International career
- Years: Team / Apps / (Points)
- –: Ireland / 19

Coaching career
- Years: Team
- –: Portlaoise

= Gerry Culliton =

Irish rugby union player

Gerard Culliton (15 June 1936 – 7 September 2012) was an Irish international rugby union player. A native of Clonaslee in County Laois, he won 19 caps for Ireland, playing in four different positions.

== Career ==
Culliton was educated at Cistercian College, Roscrea. While at school he played hurling and represented Laois GAA at junior level. He was going to be called up to the Laois senior team, but was invited by a friend to play a rugby match for Tullamore RFC. He played the match under a pseudonym; however, he later received a phone call from the Gaelic Athletic Association (GAA), stating that he had been seen playing rugby and was thus banned from playing Gaelic games under Rule 27, which prohibited any GAA player from playing rugby, football, hockey or cricket at the time.

After playing for Tullamore for two years, Culliton moved to Wanderers in Dublin, where he played for seventeen years. He went on to play provincial rugby for Leinster and then received a call-up to the Ireland national rugby union team, making his debut against England in 1959 at Lansdowne Road. He played for Ireland for six years. He also played for the Barbarians against South Africa national rugby union team and New Zealand.
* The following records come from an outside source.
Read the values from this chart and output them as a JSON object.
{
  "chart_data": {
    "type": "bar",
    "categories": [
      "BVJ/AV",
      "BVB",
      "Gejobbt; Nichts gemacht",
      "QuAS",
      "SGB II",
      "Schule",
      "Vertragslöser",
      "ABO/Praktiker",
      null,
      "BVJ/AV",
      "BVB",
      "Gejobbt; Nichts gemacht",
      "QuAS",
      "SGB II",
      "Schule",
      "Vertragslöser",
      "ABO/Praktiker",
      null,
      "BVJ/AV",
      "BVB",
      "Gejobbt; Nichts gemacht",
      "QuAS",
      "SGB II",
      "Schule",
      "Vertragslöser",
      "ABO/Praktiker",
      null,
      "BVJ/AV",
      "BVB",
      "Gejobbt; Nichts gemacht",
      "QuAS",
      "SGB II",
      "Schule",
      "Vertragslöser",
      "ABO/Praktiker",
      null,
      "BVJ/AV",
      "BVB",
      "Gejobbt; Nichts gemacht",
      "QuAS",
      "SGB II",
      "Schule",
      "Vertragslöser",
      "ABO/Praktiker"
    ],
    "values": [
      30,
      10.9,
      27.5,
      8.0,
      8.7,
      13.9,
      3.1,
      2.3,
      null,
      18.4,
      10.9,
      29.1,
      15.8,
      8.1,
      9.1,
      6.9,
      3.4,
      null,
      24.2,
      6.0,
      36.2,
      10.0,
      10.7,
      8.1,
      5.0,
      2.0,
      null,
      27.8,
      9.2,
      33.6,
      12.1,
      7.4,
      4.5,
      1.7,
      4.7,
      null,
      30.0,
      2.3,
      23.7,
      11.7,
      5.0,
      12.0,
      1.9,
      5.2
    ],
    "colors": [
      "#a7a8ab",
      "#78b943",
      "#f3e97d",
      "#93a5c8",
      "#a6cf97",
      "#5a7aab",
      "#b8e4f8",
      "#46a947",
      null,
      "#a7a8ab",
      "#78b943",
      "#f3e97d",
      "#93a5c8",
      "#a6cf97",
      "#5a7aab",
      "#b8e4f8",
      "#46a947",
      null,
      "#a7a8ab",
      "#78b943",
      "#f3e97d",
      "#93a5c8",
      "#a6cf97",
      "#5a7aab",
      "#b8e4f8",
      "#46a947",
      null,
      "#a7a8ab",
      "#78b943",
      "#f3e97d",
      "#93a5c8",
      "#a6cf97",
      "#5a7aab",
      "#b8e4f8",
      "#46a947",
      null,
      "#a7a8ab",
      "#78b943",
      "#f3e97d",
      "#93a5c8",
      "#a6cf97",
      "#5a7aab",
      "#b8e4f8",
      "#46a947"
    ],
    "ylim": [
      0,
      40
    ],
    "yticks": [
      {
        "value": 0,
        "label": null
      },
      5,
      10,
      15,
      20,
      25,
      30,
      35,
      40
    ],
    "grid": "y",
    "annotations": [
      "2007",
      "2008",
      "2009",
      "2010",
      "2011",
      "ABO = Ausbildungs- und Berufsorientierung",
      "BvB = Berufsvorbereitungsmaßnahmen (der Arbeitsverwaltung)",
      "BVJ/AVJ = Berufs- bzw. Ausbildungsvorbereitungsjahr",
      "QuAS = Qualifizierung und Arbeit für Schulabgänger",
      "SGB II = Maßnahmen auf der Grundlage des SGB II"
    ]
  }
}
In the 1970s, he started coaching Portlaoise RFC. In 1971, the GAA repealed Rule 27, allowing Culliton to rejoin the GAA. He started coaching hurling for Clonaslee–St Manman's and coached that club to its first Laois Senior Hurling Championship title since 1910, when Laois was still referred to as Queen's County.

== Personal life ==
Culliton was a Christian and carried out the Lough Derg pilgrimage fifty times. Away from rugby, he worked as a farmer. He had six children, with his son Garrett representing Ireland at the Paralympics four times. He died on 7 September 2012 at his home in Rearymore, County Laois.